Where do book ideas come from? That first spark, that moment of conception? If I believed in God, I’d say that book ideas come from Her. Since I don’t, I wonder if they come from an accidental accumulation of living: riding the subway, reading a book, drinking coffee, remembering a moment. Then, wham, book idea.

Four years ago my wife and I got our daughters two kittens. A year later, one of the cats died. On Christmas Day, just like that. Our daughters were devastated.

I grew up on a farm and it seemed our cats, dogs, horses, and goats were always giving birth or dying. Often life was wondrous; sometimes it made no sense. When I was six we had a puppy who was kicked in the head by a horse. She bled in my arms as we drove to the vet and I can recall the heaving of my body when the vet told us there was nothing he could do.

So when I looked at my daughters bent over the body of their cat, I knew what they were going through. I also knew, at some remove, that the arc of their grief would turn for the better. But knowing that and imparting such a life lesson were different things.

All winter and spring I mulled over this. I went for runs around Central Park. Read books. Drank coffee. Watched football. Got a new kitten for my daughters. Went for runs. Read books. Watched my daughters play with the new kitten. Mulled some more.

In the fall I flew to Chicago, where we once lived. As I walked through the door of the café where I used to write, a phrase came to me. As I stood in line, a sentence followed, a circular structure. I sat and opened my notebook and in 10 minutes wrote 20 sentences and sketched a 32-page dummy. One cat, another cat, one cat dies, another takes its place. Our family’s story, simplified. And though no writer, especially one describing the writing process in a Publishers Weekly essay, should be trusted entirely, the idea for my book Big Cat, Little Cat was conceived in minutes, and those minutes remain a mystery to me, and I was there.

If a book’s conception is a mystery, I find its making to be the opposite. At least, the painting of a book. There’s a straightforward physicality to it. Paint, brush, paper. Using one’s hands. Taking an idea and nurturing it, teaching it to walk and talk. The happiness of raising a child, without the confusion.

As with all my books, I had a routine. Each morning I made coffee the same way, painted while listening to the same music, then taped the finished art on the walls above my desk. Each night I showed the paintings to my family as our actual cats made figure-eights around our legs. The following morning, same routine.

I’ve always enjoyed this time. Its intimacy. Watching a book grow into what I imagined it could be, watching it expand and literally take over the room. But this never lasts. Eventually I had to deliver the art uptown to the publisher. A bittersweet moment, like dropping one’s child off at college.

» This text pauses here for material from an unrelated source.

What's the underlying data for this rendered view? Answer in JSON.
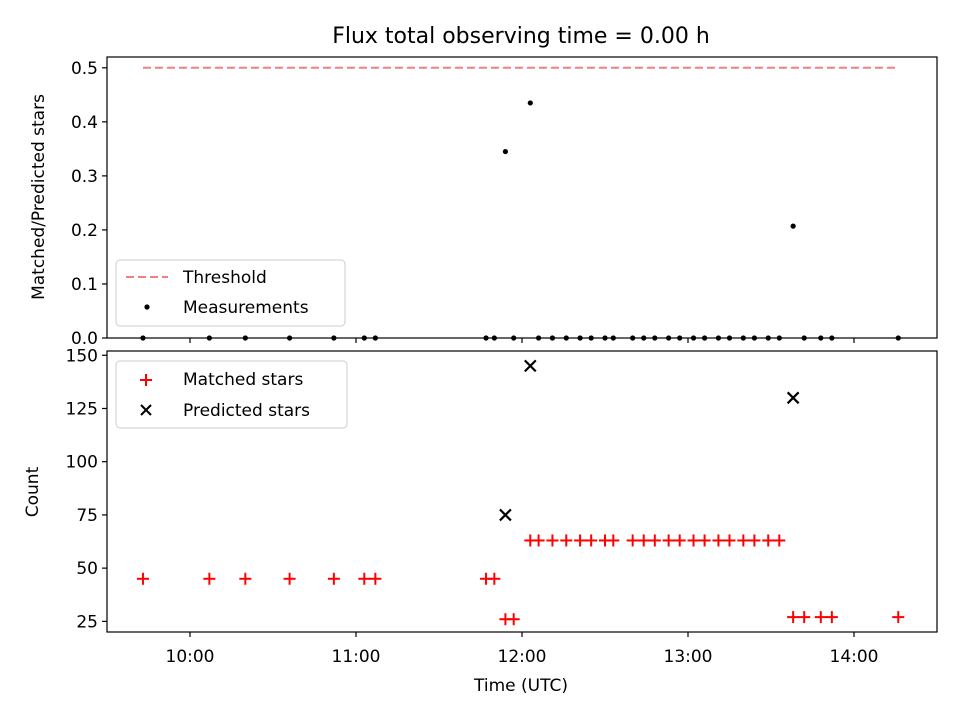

With the art gone, and the process of editing, proof-correcting, cover-designing begun, the book receded. At least, its creation receded. It receded because of time, new projects, new ideas. It receded with advance reviews, which though they pleased the publisher, felt to me like hearing stories about someone I used to know. Even the finished book, which looked beautiful and made me proud—I wanted it to do well in the world—felt a bit foreign to me. One day I saw the book in the hands of a stranger.

I was at Three Lives & Company, my neighborhood bookstore, and I saw a woman reading Big Cat, Little Cat, and she was crying. A few days later I saw two girls reading the book to each other, smiling and pointing out some detail, unknown to me.

My idea, my meditation on my daughters’ grief, the paintings that had covered the walls around my desk, now belonged to someone else. My book was no longer my book, not quite, and knowing this was both sad and right. Humbling. It had become another person’s story, or room, a space in which they could dream or draw comfort. Their mystery.

If I were to finish my own metaphor, though, and close this circle, last week I went uptown to the publisher and picked up my paintings and carried them home on the subway. I brought them back to our apartment, where I placed them in an archival box. Then I put the lid on top of the box and slid it under our bed—joining boxes of paintings of farms and trains and beaches—where it is resting now.